这意味着，透过方解石晶体看东西，看到的是两个像。这两道光波孰强孰弱取决于入射光的偏振情况、晶体相对于光源的位置和方向，这对于我们的目的更为重要。

Tourmaline and cordierite are crystals with similar properties， except instead of splitting light like calcite they are strongly dichroic. This means they absorb one component of polarisation more strongly than the other. Again， the dichroic properties depend on how the original light is polarised and the position and orientation of the crystal compared to the light source.

电气石与堇青石是与方解石性质相似的晶体，但它们具有显著的二向色性，不会像方解石那样分光。这意味着，它们对一部分偏振光的吸收程度明显高于另一部分。同样，二向色特性能否充分显现也取决于入射光的偏振情况、晶体相对于光源的位置和方向。

So， in theory at least， examining how sunlight passes through one of these crystals—and appropriately calibrated—could be used as a guide for sailors to estimate the position of the sun. This could then allow them to determine the direction of geographic north—even without understanding the scientific principles behind these phenomena.

因此，水手们可能会检查上述晶体经阳光穿入后所产生的现象，并恰当校准——以此作为指引，他们就能估计出太阳的位置，这至少在理论上是成立的。他们能够借此确定正北方位——即使不懂这些现象背后的科学道理。

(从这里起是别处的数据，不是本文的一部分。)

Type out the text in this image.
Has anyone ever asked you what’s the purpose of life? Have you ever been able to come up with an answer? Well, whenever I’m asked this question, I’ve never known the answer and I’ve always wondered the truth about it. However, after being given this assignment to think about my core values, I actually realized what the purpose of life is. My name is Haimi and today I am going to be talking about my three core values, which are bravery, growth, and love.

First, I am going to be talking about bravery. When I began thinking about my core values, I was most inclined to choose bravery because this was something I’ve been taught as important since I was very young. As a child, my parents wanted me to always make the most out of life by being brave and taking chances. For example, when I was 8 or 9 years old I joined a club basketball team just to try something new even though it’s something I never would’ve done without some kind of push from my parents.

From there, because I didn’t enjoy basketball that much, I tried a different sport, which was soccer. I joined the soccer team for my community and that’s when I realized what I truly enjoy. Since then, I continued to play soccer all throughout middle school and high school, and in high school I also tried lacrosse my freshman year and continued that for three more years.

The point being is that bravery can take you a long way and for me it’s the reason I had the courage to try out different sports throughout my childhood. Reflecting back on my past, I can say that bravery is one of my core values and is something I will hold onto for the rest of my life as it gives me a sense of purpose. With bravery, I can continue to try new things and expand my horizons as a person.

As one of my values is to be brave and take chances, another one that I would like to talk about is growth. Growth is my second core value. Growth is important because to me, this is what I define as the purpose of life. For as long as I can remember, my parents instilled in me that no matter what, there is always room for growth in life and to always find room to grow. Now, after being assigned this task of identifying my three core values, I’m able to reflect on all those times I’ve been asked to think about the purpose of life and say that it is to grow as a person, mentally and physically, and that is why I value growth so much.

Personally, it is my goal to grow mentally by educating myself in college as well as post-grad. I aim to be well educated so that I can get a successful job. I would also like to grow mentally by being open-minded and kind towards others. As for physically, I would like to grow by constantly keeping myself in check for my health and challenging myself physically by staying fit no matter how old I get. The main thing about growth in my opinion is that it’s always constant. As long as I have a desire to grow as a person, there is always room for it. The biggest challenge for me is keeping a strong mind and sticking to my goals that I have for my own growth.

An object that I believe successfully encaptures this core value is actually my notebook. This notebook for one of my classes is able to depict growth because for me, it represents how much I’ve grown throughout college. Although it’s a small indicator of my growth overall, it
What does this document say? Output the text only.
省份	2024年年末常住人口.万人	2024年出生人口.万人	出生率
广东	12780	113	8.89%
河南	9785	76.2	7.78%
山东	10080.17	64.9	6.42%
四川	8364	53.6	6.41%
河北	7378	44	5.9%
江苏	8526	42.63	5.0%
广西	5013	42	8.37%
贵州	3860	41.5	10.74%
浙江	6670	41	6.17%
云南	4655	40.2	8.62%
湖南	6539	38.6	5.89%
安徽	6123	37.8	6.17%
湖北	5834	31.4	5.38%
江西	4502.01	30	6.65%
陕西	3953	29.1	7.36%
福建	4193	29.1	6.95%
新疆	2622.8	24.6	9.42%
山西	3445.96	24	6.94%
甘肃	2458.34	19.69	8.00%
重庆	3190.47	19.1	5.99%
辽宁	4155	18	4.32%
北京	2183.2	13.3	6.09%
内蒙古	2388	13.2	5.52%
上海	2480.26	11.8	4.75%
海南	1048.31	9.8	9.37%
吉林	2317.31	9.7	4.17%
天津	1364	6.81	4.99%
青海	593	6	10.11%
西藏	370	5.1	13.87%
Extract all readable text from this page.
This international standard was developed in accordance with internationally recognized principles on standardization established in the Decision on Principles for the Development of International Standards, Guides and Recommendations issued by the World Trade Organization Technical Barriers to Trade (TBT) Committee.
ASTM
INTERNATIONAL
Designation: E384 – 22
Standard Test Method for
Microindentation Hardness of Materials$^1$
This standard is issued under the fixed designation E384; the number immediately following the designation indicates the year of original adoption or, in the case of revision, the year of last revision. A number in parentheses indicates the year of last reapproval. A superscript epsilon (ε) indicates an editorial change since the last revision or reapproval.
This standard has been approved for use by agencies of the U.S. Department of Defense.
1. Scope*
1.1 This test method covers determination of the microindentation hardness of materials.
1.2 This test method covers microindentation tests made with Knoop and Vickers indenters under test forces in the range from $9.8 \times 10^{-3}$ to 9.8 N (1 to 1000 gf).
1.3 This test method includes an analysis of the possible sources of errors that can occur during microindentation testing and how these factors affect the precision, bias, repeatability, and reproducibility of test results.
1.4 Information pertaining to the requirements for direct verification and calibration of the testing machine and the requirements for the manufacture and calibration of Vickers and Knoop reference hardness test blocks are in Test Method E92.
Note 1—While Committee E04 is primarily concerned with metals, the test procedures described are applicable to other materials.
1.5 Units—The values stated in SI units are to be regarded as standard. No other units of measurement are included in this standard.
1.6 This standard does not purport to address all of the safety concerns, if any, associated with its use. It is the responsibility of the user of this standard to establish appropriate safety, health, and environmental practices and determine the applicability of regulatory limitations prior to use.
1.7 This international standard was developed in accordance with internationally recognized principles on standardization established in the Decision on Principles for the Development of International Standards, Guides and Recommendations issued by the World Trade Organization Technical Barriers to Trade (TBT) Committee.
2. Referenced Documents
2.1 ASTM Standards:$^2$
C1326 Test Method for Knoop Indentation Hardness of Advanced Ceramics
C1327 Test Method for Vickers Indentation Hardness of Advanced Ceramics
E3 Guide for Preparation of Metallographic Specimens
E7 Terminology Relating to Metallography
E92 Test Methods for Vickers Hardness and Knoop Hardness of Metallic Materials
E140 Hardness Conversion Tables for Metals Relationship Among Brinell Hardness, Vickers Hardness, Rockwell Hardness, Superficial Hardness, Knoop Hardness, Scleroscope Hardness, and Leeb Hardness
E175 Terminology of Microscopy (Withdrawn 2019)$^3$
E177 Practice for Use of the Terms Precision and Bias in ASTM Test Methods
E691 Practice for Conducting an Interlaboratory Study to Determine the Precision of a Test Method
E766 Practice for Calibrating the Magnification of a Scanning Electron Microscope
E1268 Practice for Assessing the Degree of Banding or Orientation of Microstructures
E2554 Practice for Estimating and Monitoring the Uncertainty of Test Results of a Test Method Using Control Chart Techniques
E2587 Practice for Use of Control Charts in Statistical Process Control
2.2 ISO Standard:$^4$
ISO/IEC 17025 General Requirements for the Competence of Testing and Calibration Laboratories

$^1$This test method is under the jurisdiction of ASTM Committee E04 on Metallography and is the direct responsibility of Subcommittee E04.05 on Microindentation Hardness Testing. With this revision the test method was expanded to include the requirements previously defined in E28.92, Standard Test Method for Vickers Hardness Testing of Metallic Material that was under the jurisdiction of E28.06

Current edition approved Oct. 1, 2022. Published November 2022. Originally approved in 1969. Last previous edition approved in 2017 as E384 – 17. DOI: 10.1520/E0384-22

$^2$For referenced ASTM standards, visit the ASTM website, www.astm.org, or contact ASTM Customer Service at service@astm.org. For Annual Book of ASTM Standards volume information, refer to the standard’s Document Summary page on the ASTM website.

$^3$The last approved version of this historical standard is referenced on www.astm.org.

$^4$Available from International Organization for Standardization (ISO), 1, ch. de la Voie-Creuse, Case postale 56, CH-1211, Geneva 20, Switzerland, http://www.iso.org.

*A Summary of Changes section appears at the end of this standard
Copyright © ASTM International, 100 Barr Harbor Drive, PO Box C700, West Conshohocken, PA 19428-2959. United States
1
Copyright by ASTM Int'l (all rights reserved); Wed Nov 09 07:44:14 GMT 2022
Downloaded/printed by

If we make the huge assumption that the Vikings had these sunstone crystals on board their ships and， more importantly， knew what they were doing with them， the question this is whether the difference in the light would be detectable to their eyes？ And would it be detectable with enough accuracy （after errors because of imperfections in the crystals and depolarisation）， to be used as a navigation aid even in overcast conditions？